Development and assessment of scoring functions for protein docking requires a set of docking poses, some of which have to be close to the native structure, while the rest would be false-positive ones (decoys). Dockground provides such sets of docking decoys (scoring benchmarks) for experimentally determined and modeled structures. The first set of experimentally determined structures consists of 100 non-native and at least one near-native match (ligand RMSD to the native structure < 5Å) generated by GRAMM-X for 61 unbound complexes in the Dockground docking benchmark 2.
A larger decoy set 2 is derived from 396 unbound complexes in the Dockground docking benchmark 4. To eliminate bias in testing of the scoring functions due to clustering and distribution of the energy values, we avoided the clustering of the decoys and made sure their energies/scores were similar to those of the near-native matches. For each complex, we generated 300,000 low-resolution docking predictions by GRAMM. Since the scoring benchmark is supposed to assess users' scoring functions, the matches were unscored/unrefined, ranked by the shape complementarity alone, as implemented in the GRAMM global scan. The unbound structures for 43 complexes did not yield near-native matches and were excluded from the set. The 99 incorrect docking matches, with ranking similar to the near-native one, were selected with a maximally spread spatial distribution by an iterative procedure based on the angles between vectors connecting centers of mass of the receptor and the ligand in the predicted poses. The incorrect models were selected among similarly ranked positions around the near-native match and outside 5° angle with the vectors of any other selected match. If the full set of incorrect matches was not selected in the first iteration, in the next iteration, the sub-list around the near-native match was further expanded by 50 positions and the minimum allowed angle between the vectors was halved. For 323 complexes, the full set of decoys was selected in the first iteration.

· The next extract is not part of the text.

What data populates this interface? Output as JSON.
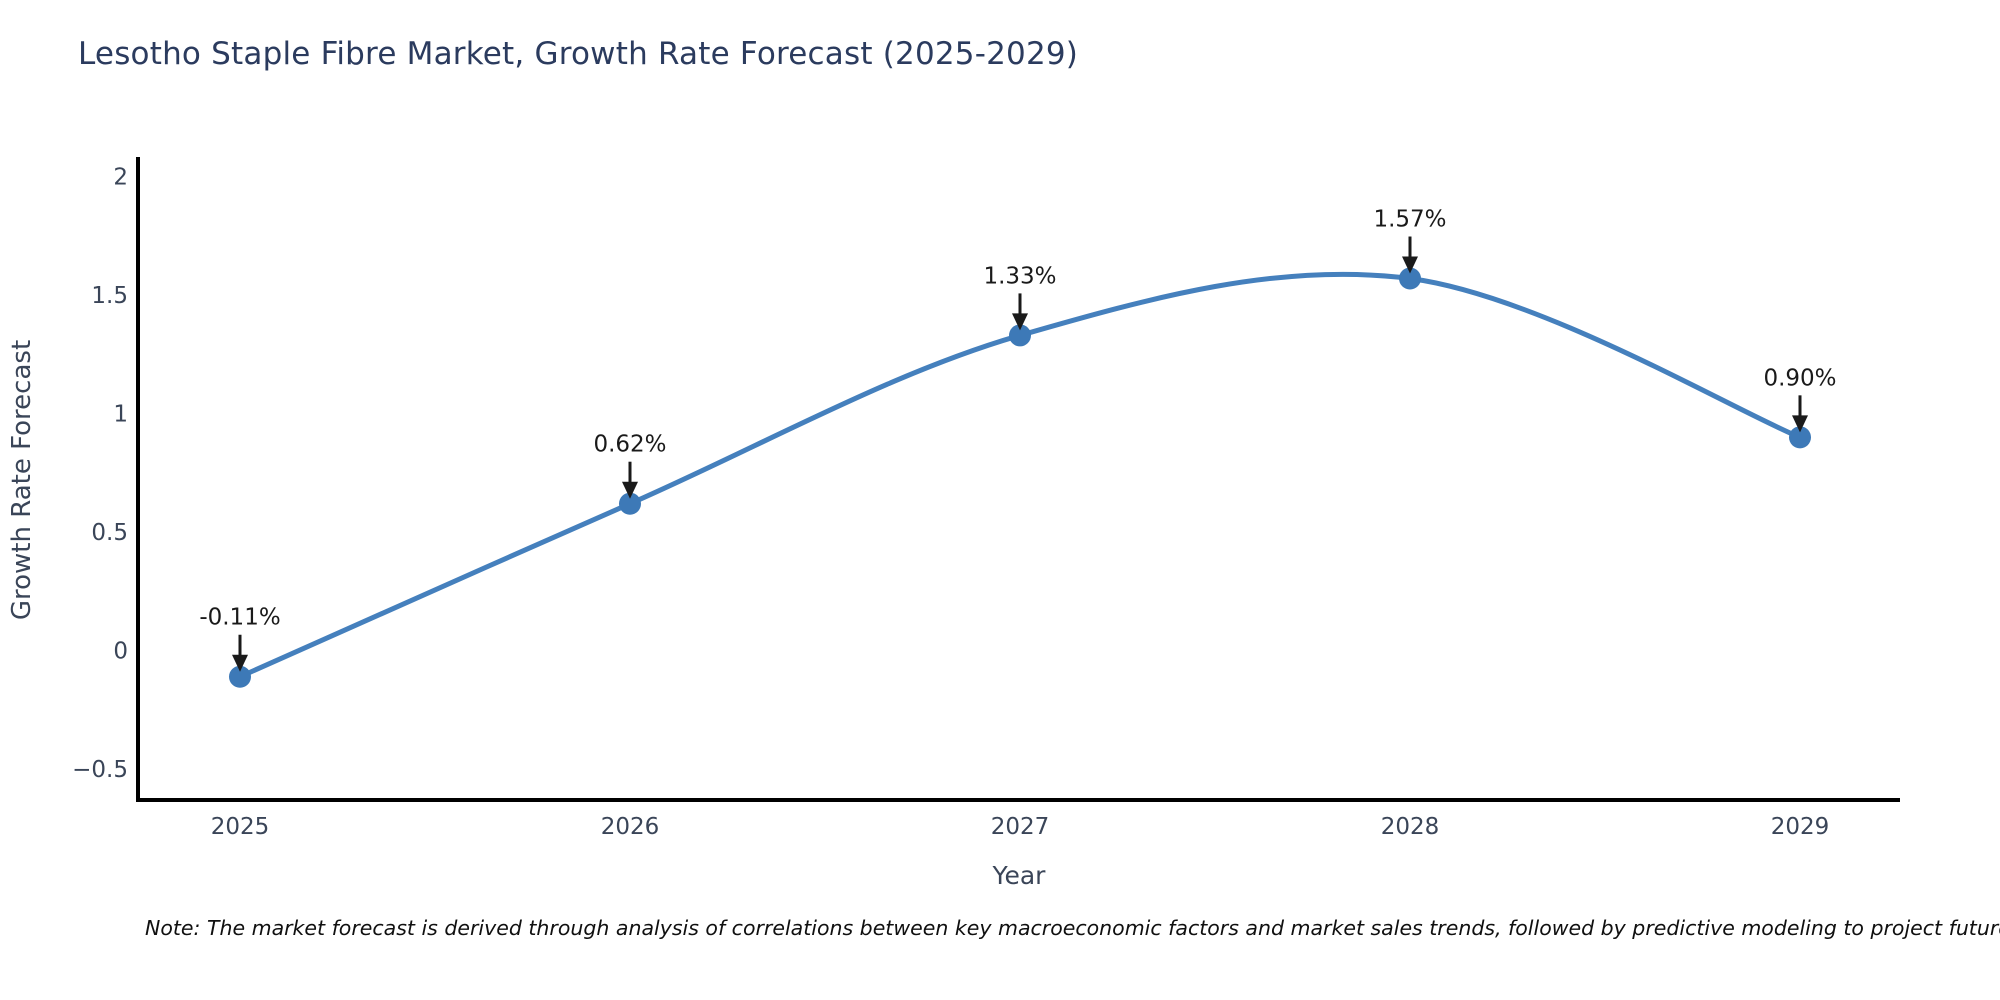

Experimentally determined protein structures account only for a fraction of proteins. Most proteins in docking studies will themselves be models, with generally lower structural accuracy. The Dockground docking decoy set of protein models was generated for models with various degrees of structural accuracy. For each protein-protein complex from Dockground models benchmark set 2.0, 99 incorrect and one near-native (acceptable or better by the CAPRI criteria) docking matches were generated by GRAMM, for each accuracy level of the individual protein structures.